Joost de Vries: Das einzige, wovor ich wirklich eine Höllenangst habe, sind Spritzen (ehrlich – bei der Szene aus Pulp Fiction, in der sich Vincent Vega einen Schuss setzt, wurde ich ohnmächtig).

Was macht Sie glücklich?
Joost de Vries: Mich mit netten Menschen zu unterhalten und zu lachen – und mich danach ins stille Kämmerlein zurückziehen zu können, um zu lesen und schreiben.

Können Sie sich einen Tag ohne Musik vorstellen?
Joost de Vries: Durchaus. Ich lese, schreibe, schaue Filme – Musik höre ich nur selten.

Welche Träume hatten Sie als Kind?
Joost de Vries: Dieselben wie jetzt auch; ich träume mindestens einmal pro Woche, dass ich fliegen kann. Das läuft immer gleich ab: Erst schwebe ich, dann werde ich immer schneller und kann entscheiden, wie schnell und wohin ich fliege. Außerdem tauchen hin und wieder Figuren aus Der Herr der Ringe in meinen Träumen auf (aber ohne sexuelle Konnotation, wie ich betonen möchte).
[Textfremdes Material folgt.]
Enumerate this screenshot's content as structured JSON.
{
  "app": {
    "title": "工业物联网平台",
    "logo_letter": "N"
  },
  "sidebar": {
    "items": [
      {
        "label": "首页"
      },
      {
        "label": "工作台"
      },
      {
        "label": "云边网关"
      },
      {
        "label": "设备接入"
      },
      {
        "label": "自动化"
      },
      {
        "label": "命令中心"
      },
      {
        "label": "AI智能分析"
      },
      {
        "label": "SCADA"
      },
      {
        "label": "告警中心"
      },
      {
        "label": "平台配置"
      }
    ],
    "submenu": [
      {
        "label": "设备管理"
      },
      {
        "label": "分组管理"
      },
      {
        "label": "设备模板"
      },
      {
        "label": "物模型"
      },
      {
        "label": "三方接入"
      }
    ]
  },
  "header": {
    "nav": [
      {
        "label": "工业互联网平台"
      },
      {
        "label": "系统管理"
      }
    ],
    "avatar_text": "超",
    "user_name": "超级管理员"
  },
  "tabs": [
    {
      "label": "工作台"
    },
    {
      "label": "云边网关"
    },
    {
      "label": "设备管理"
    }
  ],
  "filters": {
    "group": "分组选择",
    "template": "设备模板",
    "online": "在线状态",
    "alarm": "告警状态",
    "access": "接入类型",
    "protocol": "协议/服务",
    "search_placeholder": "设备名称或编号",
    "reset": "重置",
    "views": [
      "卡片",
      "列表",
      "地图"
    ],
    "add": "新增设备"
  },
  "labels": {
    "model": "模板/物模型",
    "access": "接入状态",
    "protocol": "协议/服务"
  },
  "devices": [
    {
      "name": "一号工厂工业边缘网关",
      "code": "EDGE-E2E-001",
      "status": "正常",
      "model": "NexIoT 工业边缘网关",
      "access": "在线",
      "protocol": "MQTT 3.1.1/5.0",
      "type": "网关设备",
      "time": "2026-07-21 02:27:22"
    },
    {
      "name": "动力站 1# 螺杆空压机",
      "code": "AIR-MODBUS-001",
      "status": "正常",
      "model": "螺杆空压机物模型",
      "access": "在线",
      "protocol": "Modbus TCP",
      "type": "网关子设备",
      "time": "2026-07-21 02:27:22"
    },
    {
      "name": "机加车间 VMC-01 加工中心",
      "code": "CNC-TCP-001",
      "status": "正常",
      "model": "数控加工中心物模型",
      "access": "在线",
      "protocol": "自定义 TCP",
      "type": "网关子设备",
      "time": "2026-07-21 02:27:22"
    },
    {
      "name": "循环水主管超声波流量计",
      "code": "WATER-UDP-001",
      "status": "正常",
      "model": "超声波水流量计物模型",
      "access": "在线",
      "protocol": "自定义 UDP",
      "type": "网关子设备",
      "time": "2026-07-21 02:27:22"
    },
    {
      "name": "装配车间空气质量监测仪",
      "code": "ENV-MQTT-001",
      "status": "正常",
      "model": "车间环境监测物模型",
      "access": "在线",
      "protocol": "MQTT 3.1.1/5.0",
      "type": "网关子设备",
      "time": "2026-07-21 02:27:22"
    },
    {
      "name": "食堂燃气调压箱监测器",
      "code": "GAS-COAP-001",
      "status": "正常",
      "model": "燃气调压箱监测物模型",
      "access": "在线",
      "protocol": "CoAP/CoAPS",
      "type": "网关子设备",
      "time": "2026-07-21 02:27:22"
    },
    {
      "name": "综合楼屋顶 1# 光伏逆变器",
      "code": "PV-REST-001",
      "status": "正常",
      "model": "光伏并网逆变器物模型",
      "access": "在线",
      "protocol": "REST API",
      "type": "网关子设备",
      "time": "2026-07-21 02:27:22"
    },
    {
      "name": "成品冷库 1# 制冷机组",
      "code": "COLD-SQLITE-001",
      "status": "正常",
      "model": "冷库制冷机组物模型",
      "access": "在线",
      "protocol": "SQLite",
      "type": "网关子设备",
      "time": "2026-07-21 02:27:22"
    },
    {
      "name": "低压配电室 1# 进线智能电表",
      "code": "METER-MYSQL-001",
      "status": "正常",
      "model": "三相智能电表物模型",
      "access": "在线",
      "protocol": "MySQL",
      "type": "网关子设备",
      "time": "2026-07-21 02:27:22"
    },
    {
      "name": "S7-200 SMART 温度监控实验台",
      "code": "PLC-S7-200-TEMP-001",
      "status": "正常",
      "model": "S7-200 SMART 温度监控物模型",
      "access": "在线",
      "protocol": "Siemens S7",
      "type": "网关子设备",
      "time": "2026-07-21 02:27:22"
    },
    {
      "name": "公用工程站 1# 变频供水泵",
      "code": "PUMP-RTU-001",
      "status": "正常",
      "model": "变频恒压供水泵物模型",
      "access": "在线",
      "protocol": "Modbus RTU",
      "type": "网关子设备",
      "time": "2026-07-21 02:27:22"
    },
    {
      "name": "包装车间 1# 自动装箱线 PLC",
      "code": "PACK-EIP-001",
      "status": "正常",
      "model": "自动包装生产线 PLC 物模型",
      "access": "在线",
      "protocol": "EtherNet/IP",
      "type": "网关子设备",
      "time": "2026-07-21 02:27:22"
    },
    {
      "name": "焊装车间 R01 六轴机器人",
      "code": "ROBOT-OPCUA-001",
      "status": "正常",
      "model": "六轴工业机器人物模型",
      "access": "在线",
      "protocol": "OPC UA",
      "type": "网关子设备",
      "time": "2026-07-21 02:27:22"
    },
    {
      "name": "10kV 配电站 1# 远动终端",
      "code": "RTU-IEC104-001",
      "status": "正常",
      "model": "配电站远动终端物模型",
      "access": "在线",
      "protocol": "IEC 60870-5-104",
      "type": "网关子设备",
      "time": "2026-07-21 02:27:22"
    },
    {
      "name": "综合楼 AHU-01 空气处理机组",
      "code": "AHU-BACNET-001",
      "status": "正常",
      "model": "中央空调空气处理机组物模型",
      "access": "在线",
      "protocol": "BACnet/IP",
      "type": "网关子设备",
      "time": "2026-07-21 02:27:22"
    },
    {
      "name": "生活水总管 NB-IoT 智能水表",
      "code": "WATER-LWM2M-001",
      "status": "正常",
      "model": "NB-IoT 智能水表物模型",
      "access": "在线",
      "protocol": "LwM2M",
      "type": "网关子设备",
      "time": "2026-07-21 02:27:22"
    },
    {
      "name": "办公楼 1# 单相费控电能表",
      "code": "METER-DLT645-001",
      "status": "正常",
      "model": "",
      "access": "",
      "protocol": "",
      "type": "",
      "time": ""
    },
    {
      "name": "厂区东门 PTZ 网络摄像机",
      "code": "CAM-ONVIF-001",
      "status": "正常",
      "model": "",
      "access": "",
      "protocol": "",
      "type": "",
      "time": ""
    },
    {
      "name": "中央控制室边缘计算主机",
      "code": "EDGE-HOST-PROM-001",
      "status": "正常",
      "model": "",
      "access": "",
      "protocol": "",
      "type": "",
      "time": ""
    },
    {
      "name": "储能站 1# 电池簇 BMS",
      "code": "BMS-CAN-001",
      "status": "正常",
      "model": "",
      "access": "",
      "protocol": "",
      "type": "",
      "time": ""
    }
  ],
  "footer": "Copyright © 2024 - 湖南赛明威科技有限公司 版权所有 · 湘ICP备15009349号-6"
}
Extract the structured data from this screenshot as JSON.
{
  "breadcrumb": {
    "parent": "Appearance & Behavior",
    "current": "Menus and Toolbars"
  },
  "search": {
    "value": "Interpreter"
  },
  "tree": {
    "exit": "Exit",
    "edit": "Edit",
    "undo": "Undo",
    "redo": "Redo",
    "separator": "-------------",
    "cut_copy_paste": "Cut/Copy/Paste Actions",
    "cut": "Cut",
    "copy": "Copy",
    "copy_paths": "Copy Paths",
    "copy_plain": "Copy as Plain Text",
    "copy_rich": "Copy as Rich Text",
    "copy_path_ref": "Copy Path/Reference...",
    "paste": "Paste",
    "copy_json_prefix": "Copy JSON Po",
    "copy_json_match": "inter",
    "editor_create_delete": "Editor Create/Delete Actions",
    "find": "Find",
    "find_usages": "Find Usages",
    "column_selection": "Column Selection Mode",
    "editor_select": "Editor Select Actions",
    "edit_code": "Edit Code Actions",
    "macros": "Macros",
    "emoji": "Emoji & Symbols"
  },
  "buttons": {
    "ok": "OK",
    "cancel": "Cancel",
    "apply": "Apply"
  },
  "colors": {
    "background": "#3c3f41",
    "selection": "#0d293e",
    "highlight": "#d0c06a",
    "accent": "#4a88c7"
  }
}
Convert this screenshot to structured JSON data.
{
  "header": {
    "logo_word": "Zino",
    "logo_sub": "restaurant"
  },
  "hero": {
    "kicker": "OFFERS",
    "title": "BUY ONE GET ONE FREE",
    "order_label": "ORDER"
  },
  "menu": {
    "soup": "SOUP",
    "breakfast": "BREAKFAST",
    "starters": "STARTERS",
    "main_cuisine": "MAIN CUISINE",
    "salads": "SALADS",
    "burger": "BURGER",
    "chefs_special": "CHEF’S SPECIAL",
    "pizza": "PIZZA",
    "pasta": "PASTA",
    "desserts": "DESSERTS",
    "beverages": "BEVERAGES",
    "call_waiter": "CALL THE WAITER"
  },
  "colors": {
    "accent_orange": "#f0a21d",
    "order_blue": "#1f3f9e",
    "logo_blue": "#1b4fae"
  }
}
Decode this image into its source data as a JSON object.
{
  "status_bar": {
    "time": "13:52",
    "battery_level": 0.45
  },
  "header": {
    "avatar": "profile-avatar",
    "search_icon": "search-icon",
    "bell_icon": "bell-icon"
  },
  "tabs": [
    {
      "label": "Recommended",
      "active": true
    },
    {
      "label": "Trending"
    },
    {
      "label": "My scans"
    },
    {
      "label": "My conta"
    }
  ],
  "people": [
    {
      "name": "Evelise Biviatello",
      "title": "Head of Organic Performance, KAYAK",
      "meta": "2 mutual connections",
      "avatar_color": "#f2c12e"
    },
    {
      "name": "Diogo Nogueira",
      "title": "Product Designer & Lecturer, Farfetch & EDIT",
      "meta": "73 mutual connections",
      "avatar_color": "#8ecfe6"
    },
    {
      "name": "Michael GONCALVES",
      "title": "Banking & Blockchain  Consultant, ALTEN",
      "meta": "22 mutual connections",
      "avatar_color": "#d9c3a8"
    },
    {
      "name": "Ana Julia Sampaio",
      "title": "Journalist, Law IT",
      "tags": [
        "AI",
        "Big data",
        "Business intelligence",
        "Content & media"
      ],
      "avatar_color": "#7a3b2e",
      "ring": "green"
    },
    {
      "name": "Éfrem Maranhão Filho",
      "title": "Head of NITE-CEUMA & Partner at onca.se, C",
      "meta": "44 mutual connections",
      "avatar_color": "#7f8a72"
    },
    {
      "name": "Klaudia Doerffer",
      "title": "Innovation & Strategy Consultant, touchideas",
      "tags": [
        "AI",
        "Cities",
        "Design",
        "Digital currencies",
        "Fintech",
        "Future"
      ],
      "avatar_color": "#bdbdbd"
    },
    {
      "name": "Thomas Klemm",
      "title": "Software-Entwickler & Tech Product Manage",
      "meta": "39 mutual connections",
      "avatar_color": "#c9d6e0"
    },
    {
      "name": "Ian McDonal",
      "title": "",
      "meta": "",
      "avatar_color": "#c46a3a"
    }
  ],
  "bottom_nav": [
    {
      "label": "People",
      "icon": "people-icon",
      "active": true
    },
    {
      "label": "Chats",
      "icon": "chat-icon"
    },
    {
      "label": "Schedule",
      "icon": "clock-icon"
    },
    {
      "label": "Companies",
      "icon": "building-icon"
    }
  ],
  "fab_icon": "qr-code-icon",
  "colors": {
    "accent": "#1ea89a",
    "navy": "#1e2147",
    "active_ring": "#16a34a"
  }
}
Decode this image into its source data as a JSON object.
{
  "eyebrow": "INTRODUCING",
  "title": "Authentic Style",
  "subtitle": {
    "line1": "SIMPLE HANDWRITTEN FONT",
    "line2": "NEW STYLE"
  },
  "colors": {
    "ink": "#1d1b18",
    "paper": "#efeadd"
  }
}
Wenn Sie nur noch $10 übrig hätten, wofür würden Sie sie ausgeben?
Joost de Vries: Für die Samstagszeitung.

Gibt es Himmel und Hölle?
Joost de Vries: Nur hier auf Erden, meine Freunde.

Was ist wichtig im Leben?
Joost de Vries: Darüber nachzudenken, was wichtig ist und was nicht. Hinter die Kulissen zu blicken. Das Leben, die Kultur, die Politik und die Welt im Allgemeinen aufmerksam zu beobachten, um sich dann mit klugen Leuten darüber zu unterhalten. Außerdem: schicke Schuhe.

Welche noch lebenden Schriftsteller würden Sie zum Abendessen einladen?
Joost de Vries: Erstmal Edward St Aubyn (um die Konversation mit etwas Ironie zu würzen). Philip Roth darf auch nicht fehlen (er kann sich so unterhaltsam über alle möglichen Sachen aufregen). Umberto Ecos Geschichtswissen wäre ebenso willkommen wie Zadie Smiths und Yasmina Rezas Verständnis der Gegenwart und John le Carrés und Don DeLillos Verständnis des Unausgesprochenen. Michael Chabon würde etwas Popkultur beisteuern, Joan Didion für unterkühlten Glamour sorgen. Und den Abwasch macht JM Coetzee (der redet ja sowieso kaum, also wird er sich auch nicht beschweren).

Wie würden Sie einem Freund in einer Kneipe Ihr Buch in zwei einfachen Sätzen beschreiben?
Joost de Vries: Es geht um die der Trauer innewohnenden Panik, darum, auf Ironie zu verzichten und die Welt so zu sehen, wie sie ist. Es geht um einen jungen Akademiker, der sich für den Thronfolger seines plötzlich verstorbenen Mentors - eines berühmten Philosophen – hält, bis ihm jemand diesen Thron vor der Nase wegschnappt, woraufhin er einen genialen Racheplan ausheckt, der fürchterlich schiefgeht.

Wie sind Sie auf die Idee für das Buch gekommen? Haben Sie viel recherchiert?
Joost de Vries: Es gab viele verschiedene Einflüsse. Mein Vater war gerade gestorben, daher beschäftigte ich mich unweigerlich mit der Trauer. Außerdem las ich gerade Don DeLillos Weißes Rauschen. Die Hauptfigur ist Professor für „Hitlerstudien“ – ein sehr fruchtbares Thema (Geschichte und die Art und Weise, wie wir sie interpretieren, hat mich schon immer interessiert). Ich stellte mir vor, welche Themen in den „Hitlerstudien“ wohl behandelt werden, welche Leute dieses Fach studieren, welche Witze sie erzählen und so weiter. Und schließlich sah ich Hitchcocks Der unsichtbare Dritte und dachte: Wäre es nicht toll, wenn jemand so ein Buch schreiben würde, einen Spionagethriller unter Intellektuellen? Und dann dachte ich: Dieser Jemand bin ich!